Tras dos buenos partidos ante APOEL y Real Sociedad, la vuelta al Real Madrid auguraba una gran noche, recuperando a Ronaldo y Marcelo tras sus sanciones, y disputando el partido contra un Betis con varias bajas. Pues todo se torció al minuto 60, cuando Marcelo se lesionó y Zidane apostó todo a una ficha. Hizo un doble cambio dando entrada a Borja Mayoral y Lucas Vázquez, para lo cual también tuvo sacar del campo a Luka Modric, el mejor hasta ese momento. Antes había retirado a Isco por Marco Asensio, con lo que el equipo quedaba plantado sobre el césped con un irreconocible 3-3-4, con Casemiro de central junto Carvajal y Varane, Ramos de lateral izquierdo a veces y delantero centro en casi todas las jugadas, Lucas y Asensio en las bandas con Kroos sólo en el medio, y arriba Bale, Ronaldo y Borja Mayoral, además de la presencia de Ramos. Fue justamente el camero quien, quizás confundido por sus constantes cambios de rol, dejó completamente sólo a Toni Sanabria en el minuto 94 –ni le apretó ni tiró el fuera de juego a tiempo– para que el paraguayo hiciera claudicar a los blancos.

Las reacciones no tardaron en llegar y todas apuntaban a la mala mano de Zidane al mover el banquillo. Cierto es que el francés desequilibró al equipo para mal, pero igual de cierto es que en el 92, apenas la jugada anterior a la de Sanabria, Lucas puso un balón medido al corazón del área bética que Borja Mayoral conectó con un cabezazo de manual y al que Adán respondió como hizo toda la noche: de manera espectacular. Sobra decir que, de haber entrado ese remate del canterano blanco, todas las críticas hacía Zidane hubieran sufrido una metamorfosis total hacia el halago desmedido.
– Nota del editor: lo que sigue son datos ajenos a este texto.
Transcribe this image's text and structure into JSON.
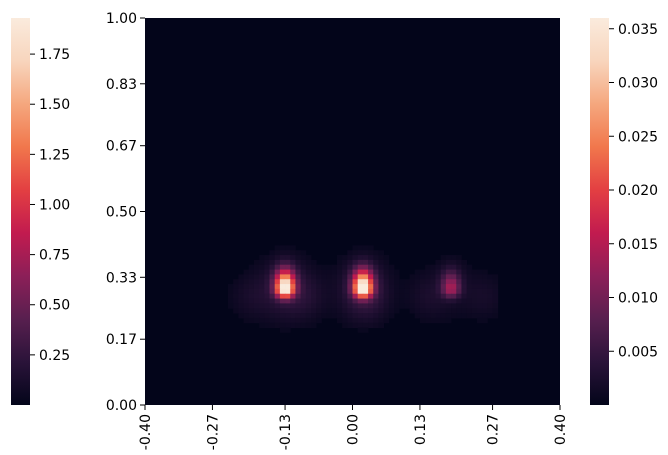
{
  "chart_data": {
    "type": "heatmap",
    "title": "",
    "xlabel": "",
    "ylabel": "",
    "x_ticks": [
      "-0.40",
      "-0.27",
      "-0.13",
      "0.00",
      "0.13",
      "0.27",
      "0.40"
    ],
    "x_tick_values": [
      -0.4,
      -0.27,
      -0.13,
      0.0,
      0.13,
      0.27,
      0.4
    ],
    "y_ticks": [
      "0.00",
      "0.17",
      "0.33",
      "0.50",
      "0.67",
      "0.83",
      "1.00"
    ],
    "y_tick_values": [
      0.0,
      0.17,
      0.33,
      0.5,
      0.67,
      0.83,
      1.0
    ],
    "xlim": [
      -0.4,
      0.4
    ],
    "ylim": [
      0.0,
      1.0
    ],
    "colormap": "rocket",
    "colormap_stops": [
      "#03051a",
      "#2a1339",
      "#581f4f",
      "#8c1f58",
      "#c21b4f",
      "#e33f42",
      "#f1774c",
      "#f5a77e",
      "#f8d5bd",
      "#faebdd"
    ],
    "left_colorbar": {
      "range": [
        0.0,
        1.93
      ],
      "ticks": [
        "0.25",
        "0.50",
        "0.75",
        "1.00",
        "1.25",
        "1.50",
        "1.75"
      ],
      "tick_values": [
        0.25,
        0.5,
        0.75,
        1.0,
        1.25,
        1.5,
        1.75
      ]
    },
    "right_colorbar": {
      "range": [
        0.0,
        0.036
      ],
      "ticks": [
        "0.005",
        "0.010",
        "0.015",
        "0.020",
        "0.025",
        "0.030",
        "0.035"
      ],
      "tick_values": [
        0.005,
        0.01,
        0.015,
        0.02,
        0.025,
        0.03,
        0.035
      ]
    },
    "hotspots": [
      {
        "x": -0.13,
        "y": 0.3,
        "peak": 1.0
      },
      {
        "x": 0.02,
        "y": 0.3,
        "peak": 1.0
      },
      {
        "x": 0.19,
        "y": 0.3,
        "peak": 0.35
      }
    ]
  }
}
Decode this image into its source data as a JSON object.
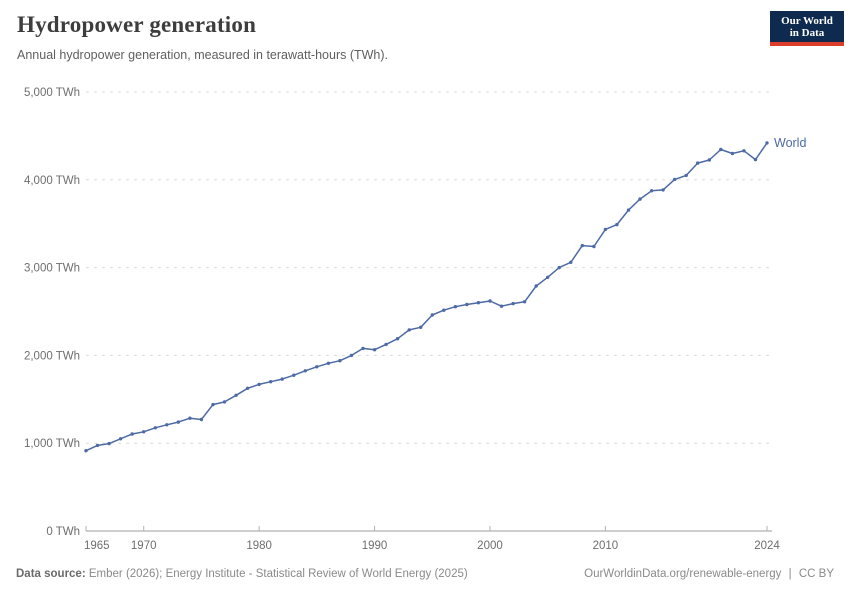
{
  "header": {
    "title": "Hydropower generation",
    "subtitle": "Annual hydropower generation, measured in terawatt-hours (TWh)."
  },
  "logo": {
    "line1": "Our World",
    "line2": "in Data",
    "bg_color": "#0e2a4e",
    "accent_color": "#dc3e2b"
  },
  "chart_data": {
    "type": "line",
    "title": "Hydropower generation",
    "subtitle": "Annual hydropower generation, measured in terawatt-hours (TWh).",
    "unit": "TWh",
    "xlabel": "",
    "ylabel": "",
    "xlim": [
      1965,
      2024
    ],
    "ylim": [
      0,
      5000
    ],
    "grid": "horizontal-dashed",
    "legend_position": "end-of-line",
    "x_ticks": [
      1965,
      1970,
      1980,
      1990,
      2000,
      2010,
      2024
    ],
    "y_ticks": [
      0,
      1000,
      2000,
      3000,
      4000,
      5000
    ],
    "y_tick_suffix": " TWh",
    "line_color": "#4C6AA5",
    "series": [
      {
        "name": "World",
        "color": "#4C6AA5",
        "x": [
          1965,
          1966,
          1967,
          1968,
          1969,
          1970,
          1971,
          1972,
          1973,
          1974,
          1975,
          1976,
          1977,
          1978,
          1979,
          1980,
          1981,
          1982,
          1983,
          1984,
          1985,
          1986,
          1987,
          1988,
          1989,
          1990,
          1991,
          1992,
          1993,
          1994,
          1995,
          1996,
          1997,
          1998,
          1999,
          2000,
          2001,
          2002,
          2003,
          2004,
          2005,
          2006,
          2007,
          2008,
          2009,
          2010,
          2011,
          2012,
          2013,
          2014,
          2015,
          2016,
          2017,
          2018,
          2019,
          2020,
          2021,
          2022,
          2023,
          2024
        ],
        "values": [
          915,
          975,
          995,
          1050,
          1105,
          1130,
          1175,
          1210,
          1240,
          1285,
          1270,
          1440,
          1470,
          1545,
          1625,
          1670,
          1700,
          1730,
          1775,
          1825,
          1870,
          1910,
          1940,
          2000,
          2080,
          2065,
          2125,
          2190,
          2290,
          2320,
          2460,
          2515,
          2555,
          2580,
          2600,
          2620,
          2560,
          2590,
          2610,
          2790,
          2890,
          3000,
          3060,
          3250,
          3240,
          3435,
          3490,
          3655,
          3780,
          3875,
          3885,
          4005,
          4050,
          4190,
          4225,
          4345,
          4300,
          4330,
          4230,
          4420
        ]
      }
    ]
  },
  "footer": {
    "source_label": "Data source:",
    "source_text": "Ember (2026); Energy Institute - Statistical Review of World Energy (2025)",
    "url": "OurWorldinData.org/renewable-energy",
    "separator": "|",
    "license": "CC BY"
  }
}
Por eso y porque, como decía Luis Aragonés, Zidane seguramente tenga “el culo pelado” y entienda como nadie como funciona el mundo del fútbol, el técnico blanco ni se inmuta por el ruido a su alrededor y continúa con su plan. En sólo seis partidos de competición española y tres de las dos Super Copas de este verano, Zidane ya ha contado con 21 de sus 24 jugadores como titulares en al menos un partido. El último en hacerlo fue Dani Ceballos, que disfrutó ante el Alavés de su primer encuentro desde el pitido inicial y sorprendió a propios y extraños con un doblete.

Parecen decisiones sencillas, pero no las son. En el partido de Anoeta, el Real Madrid entraba al encuentro siete puntos por debajo del Barça que ya había jugado su partido ante el Espanyol. Lo fácil hubiera sido poner a los de siempre, acudir a los veteranos, para cubrir las muchas bajas que sufría el equipo, pero Zidane no se amilanó. Puso en liza a Borja Mayoral y a Theo Hernández, dejando a gente con más galones y recorrido en Primera, como Nacho, Lucas, o el propio Ceballos, en el banquillo. La apuesta le salió bien, pues Mayoral fue el gran protagonista del partido con un gol y provocando otro en propia puerta. Ante el Alavés, tres cuartos de lo mismo. Dani Ceballos debutaba como titular con Modric y Bale en el banquillo, y el artista andaluz firmaba un doblete.

Zinedine Zidane lo dejó claro después del empate ante el Valencia, pase lo que pase él seguirá con su mismo plan de acción. Como hizo el año pasado, cuando se jugaba la Liga y le dio a la oportunidad a la Unidad B del equipo en campos históricamente complicados como Riazor o el Molinón, el técnico francés sabe que más allá de la diferencia con el Barça ahora mismo todo se decidirá en mayo. Y para que su equipo llegué en las mejores condiciones competitivas, será en mayo cuando todos tengan que estar bien, fuertes, rodados y con confianza. Eso sólo se consigue con minutos de juego, sintiéndose importante, y Zidane no piensa negarle esa posibilidad a ningún jugador que se deje la piel en el campo.